Paris-based Oria Bioscience SA, led by CEO Alexandre Santinho, presented a microfluidic platform for the screening of whole organelles, which allows the testing of targets such as the lyso-resident protein for the treatment of lysosomal storage diseases in their native environment with a throughput of up to 50,000 compounds per week. The company, which has been financed with €800,000 to date, is building up its own pipeline in addition to the licensing business.

The Swedish company Lucero Bio A/S, which was founded in March 2020 through a matching programme of Chalmers E-School/Chalmers Ventures and is led by CEO Christopher Jacklin, presented a chip-based automated platform for cultivating, sorting and screening 3D spheroids/organoids. This promises to make the largely manual work involved in using human organoid models for lead optimisation and metabolic profiling more reproducible, cost-effective and manageable.

The Spanish company Loop Diagnostics SL addresses the medically unaddressed but important issue of early sepsis diagnosis. CEO Enrique Hernandez wants to make this 10 times faster and 3x more effective than previous culture-based methods that work with serum biomarkers or are based on pathogen detection (usually PCR-based). To do this, the company is using a new type of immune systems response assay called Septiloop with 90% sensitivity. Briefly summarised: Blood is incubated and then immune response is measured. The prognostic test could reduce sepsis morality by10-25% and is to be commercialised in the UK from 2025, then in the EU.

The German spin-off from the University of Ulm, Sensific GmbH, combines microfluidics with image-based analysis, cell sorting and microscopy to enable assay-driven cell sorting. According to CEO Daniel Geiger, the flagship product ODIN adds high-speed and high-throughput real-time image processing capabilities to microscopes or customised setups. You can analyse your experiment label-free in brightfield or simultaneously with up to 3 additional fluorescence imaging channels. ODIN automatically measures particles, cells, droplets, algae, bacteria and droplets in microfluidic systems. Its intelligent algorithms provide more than 30 parameters of the object, including size, circumference, aspect ratio or brightness, and display them in a user-friendly interface.

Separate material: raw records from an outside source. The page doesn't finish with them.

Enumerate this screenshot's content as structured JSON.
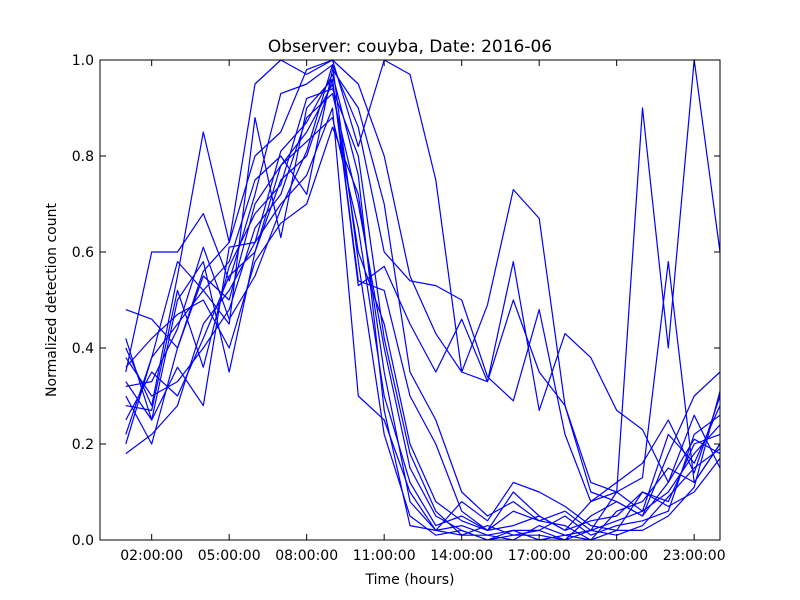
{
  "chart_data": {
    "type": "line",
    "title": "Observer: couyba, Date: 2016-06",
    "xlabel": "Time (hours)",
    "ylabel": "Normalized detection count",
    "xlim": [
      0,
      24
    ],
    "ylim": [
      0,
      1
    ],
    "x_ticks": [
      {
        "value": 2,
        "label": "02:00:00"
      },
      {
        "value": 5,
        "label": "05:00:00"
      },
      {
        "value": 8,
        "label": "08:00:00"
      },
      {
        "value": 11,
        "label": "11:00:00"
      },
      {
        "value": 14,
        "label": "14:00:00"
      },
      {
        "value": 17,
        "label": "17:00:00"
      },
      {
        "value": 20,
        "label": "20:00:00"
      },
      {
        "value": 23,
        "label": "23:00:00"
      }
    ],
    "y_ticks": [
      {
        "value": 0.0,
        "label": "0.0"
      },
      {
        "value": 0.2,
        "label": "0.2"
      },
      {
        "value": 0.4,
        "label": "0.4"
      },
      {
        "value": 0.6,
        "label": "0.6"
      },
      {
        "value": 0.8,
        "label": "0.8"
      },
      {
        "value": 1.0,
        "label": "1.0"
      }
    ],
    "grid": false,
    "line_color": "#0000ff",
    "x": [
      1,
      2,
      3,
      4,
      5,
      6,
      7,
      8,
      9,
      10,
      11,
      12,
      13,
      14,
      15,
      16,
      17,
      18,
      19,
      20,
      21,
      22,
      23,
      24
    ],
    "series": [
      {
        "values": [
          0.48,
          0.46,
          0.4,
          0.56,
          0.62,
          0.8,
          0.85,
          0.98,
          1.0,
          0.95,
          0.8,
          0.55,
          0.43,
          0.35,
          0.33,
          0.5,
          0.35,
          0.28,
          0.1,
          0.08,
          0.05,
          0.18,
          0.3,
          0.35
        ]
      },
      {
        "values": [
          0.4,
          0.28,
          0.55,
          0.85,
          0.62,
          0.95,
          1.0,
          0.97,
          1.0,
          0.82,
          1.0,
          0.97,
          0.75,
          0.35,
          0.49,
          0.73,
          0.67,
          0.28,
          0.12,
          0.1,
          0.9,
          0.4,
          1.0,
          0.6
        ]
      },
      {
        "values": [
          0.35,
          0.6,
          0.6,
          0.68,
          0.54,
          0.72,
          0.93,
          0.95,
          0.99,
          0.86,
          0.6,
          0.54,
          0.53,
          0.5,
          0.34,
          0.29,
          0.48,
          0.22,
          0.08,
          0.1,
          0.13,
          0.58,
          0.12,
          0.2
        ]
      },
      {
        "values": [
          0.2,
          0.38,
          0.58,
          0.52,
          0.45,
          0.88,
          0.63,
          0.9,
          0.96,
          0.53,
          0.57,
          0.45,
          0.35,
          0.46,
          0.33,
          0.58,
          0.27,
          0.43,
          0.38,
          0.27,
          0.23,
          0.12,
          0.21,
          0.18
        ]
      },
      {
        "values": [
          0.33,
          0.25,
          0.5,
          0.58,
          0.35,
          0.6,
          0.75,
          0.8,
          0.96,
          0.54,
          0.52,
          0.3,
          0.2,
          0.06,
          0.02,
          0.1,
          0.05,
          0.02,
          0.08,
          0.12,
          0.16,
          0.25,
          0.14,
          0.3
        ]
      },
      {
        "values": [
          0.22,
          0.38,
          0.45,
          0.52,
          0.58,
          0.75,
          0.8,
          0.72,
          0.98,
          0.9,
          0.7,
          0.35,
          0.25,
          0.1,
          0.05,
          0.08,
          0.04,
          0.06,
          0.02,
          0.1,
          0.06,
          0.22,
          0.16,
          0.28
        ]
      },
      {
        "values": [
          0.3,
          0.2,
          0.4,
          0.55,
          0.5,
          0.7,
          0.78,
          0.85,
          0.95,
          0.6,
          0.45,
          0.2,
          0.08,
          0.04,
          0.02,
          0.03,
          0.05,
          0.02,
          0.04,
          0.05,
          0.1,
          0.08,
          0.2,
          0.22
        ]
      },
      {
        "values": [
          0.38,
          0.3,
          0.33,
          0.4,
          0.48,
          0.65,
          0.72,
          0.88,
          0.93,
          0.7,
          0.4,
          0.15,
          0.05,
          0.02,
          0.0,
          0.02,
          0.02,
          0.0,
          0.05,
          0.08,
          0.05,
          0.12,
          0.26,
          0.15
        ]
      },
      {
        "values": [
          0.18,
          0.22,
          0.28,
          0.45,
          0.52,
          0.62,
          0.7,
          0.76,
          0.9,
          0.3,
          0.25,
          0.1,
          0.02,
          0.03,
          0.01,
          0.0,
          0.03,
          0.01,
          0.02,
          0.04,
          0.06,
          0.1,
          0.18,
          0.24
        ]
      },
      {
        "values": [
          0.25,
          0.35,
          0.3,
          0.42,
          0.55,
          0.6,
          0.78,
          0.83,
          0.88,
          0.65,
          0.3,
          0.12,
          0.03,
          0.05,
          0.02,
          0.06,
          0.04,
          0.03,
          0.0,
          0.06,
          0.08,
          0.15,
          0.12,
          0.2
        ]
      },
      {
        "values": [
          0.36,
          0.42,
          0.47,
          0.5,
          0.4,
          0.58,
          0.66,
          0.7,
          0.86,
          0.72,
          0.35,
          0.08,
          0.02,
          0.08,
          0.04,
          0.12,
          0.1,
          0.07,
          0.03,
          0.02,
          0.1,
          0.07,
          0.1,
          0.17
        ]
      },
      {
        "values": [
          0.28,
          0.27,
          0.52,
          0.36,
          0.57,
          0.68,
          0.74,
          0.92,
          0.94,
          0.8,
          0.42,
          0.18,
          0.06,
          0.01,
          0.03,
          0.01,
          0.02,
          0.05,
          0.01,
          0.03,
          0.04,
          0.06,
          0.22,
          0.26
        ]
      },
      {
        "values": [
          0.32,
          0.33,
          0.44,
          0.61,
          0.46,
          0.55,
          0.69,
          0.81,
          0.99,
          0.58,
          0.22,
          0.05,
          0.01,
          0.02,
          0.0,
          0.01,
          0.01,
          0.0,
          0.02,
          0.01,
          0.03,
          0.09,
          0.15,
          0.19
        ]
      },
      {
        "values": [
          0.42,
          0.25,
          0.36,
          0.28,
          0.61,
          0.62,
          0.81,
          0.87,
          0.97,
          0.76,
          0.27,
          0.03,
          0.02,
          0.01,
          0.01,
          0.02,
          0.0,
          0.01,
          0.0,
          0.02,
          0.02,
          0.05,
          0.11,
          0.31
        ]
      }
    ]
  }
}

With the very well-attended SLAS Europe, SLAS is building on its successes in its founding country, the USA, which is now to be exported to Europe and is intended to generate more innovations in Europe through stronger networking of the players, cooperation between innovators and large companies, training of talents, integration of new technology options, for example AI. One means of achieving this is a linked-in offered by the society for the life sciences automation sector. Another is the diverse conference programme with the two major annual conferences in the USA and Europe. It is no coincidence that SLAS Europe 2025 is being held in Hamburg. In Germany, work is already underway to establish SLAS Germany.